14. The method of providing data communications of claim 13, wherein the data interchange is bidirectional.

15. The method of providing data communications of claim 13, further comprising: a. gathering sensor data from a sensor operatively connected to the power generator and the wireless communications transmitter; andb. interchanging the sensor data between the wireless communications transmitter and the predetermined well device.

16. The method of providing data communications of claim 13, the system further comprising a controller operatively connected to the power generator and operatively in communication with a flow control tool, the method further comprising using the controller to control the flow control tool to selectively choke or not choke a flow stream passing by proximate the side pocket mandrel, thereby creating a change in fluid pressure that can be detected at a surface location as digital communications.

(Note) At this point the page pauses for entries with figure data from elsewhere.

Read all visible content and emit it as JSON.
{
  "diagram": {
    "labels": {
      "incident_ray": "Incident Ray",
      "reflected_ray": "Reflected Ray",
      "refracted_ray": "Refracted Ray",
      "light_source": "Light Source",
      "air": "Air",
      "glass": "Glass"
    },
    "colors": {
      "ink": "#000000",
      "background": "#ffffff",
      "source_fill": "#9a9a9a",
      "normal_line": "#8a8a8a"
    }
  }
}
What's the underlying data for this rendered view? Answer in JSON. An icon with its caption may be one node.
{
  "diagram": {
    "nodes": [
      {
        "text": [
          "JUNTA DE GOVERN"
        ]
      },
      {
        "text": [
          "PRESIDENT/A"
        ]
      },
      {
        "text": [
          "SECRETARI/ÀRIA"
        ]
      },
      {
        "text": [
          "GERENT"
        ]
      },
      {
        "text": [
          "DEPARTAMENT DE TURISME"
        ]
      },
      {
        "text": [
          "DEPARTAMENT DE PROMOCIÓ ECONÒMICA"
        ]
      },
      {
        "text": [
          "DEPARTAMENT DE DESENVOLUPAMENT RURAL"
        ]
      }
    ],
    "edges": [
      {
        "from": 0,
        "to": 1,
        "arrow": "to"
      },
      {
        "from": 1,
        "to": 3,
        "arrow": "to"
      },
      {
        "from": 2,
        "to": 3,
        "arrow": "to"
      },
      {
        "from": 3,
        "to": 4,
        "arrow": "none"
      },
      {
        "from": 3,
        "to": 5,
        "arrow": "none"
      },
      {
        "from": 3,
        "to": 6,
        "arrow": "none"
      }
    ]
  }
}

17. The method of providing data communications of claim 16, wherein the flow control tool comprises a valve.

18. The method of providing data communications of claim 13, wherein the wireless communications transmitter further comprises an acoustic wave generator or an electromagnetic wave generator, the method further comprising using the wireless communications transmitter to controllably generate a set of acoustic or electromagnetic waves to effect data communication.

19. The method of providing data communications of claim 18, further comprising transmitting the set of electromagnetic waves through a production pipe or a geological formation.

20. The method of providing data communications of claim 13, wherein the wireless communications transmitter further comprises an acoustic generator, the method further comprising using the acoustic generator to provide acoustic energy as digital bits that travel to the surface.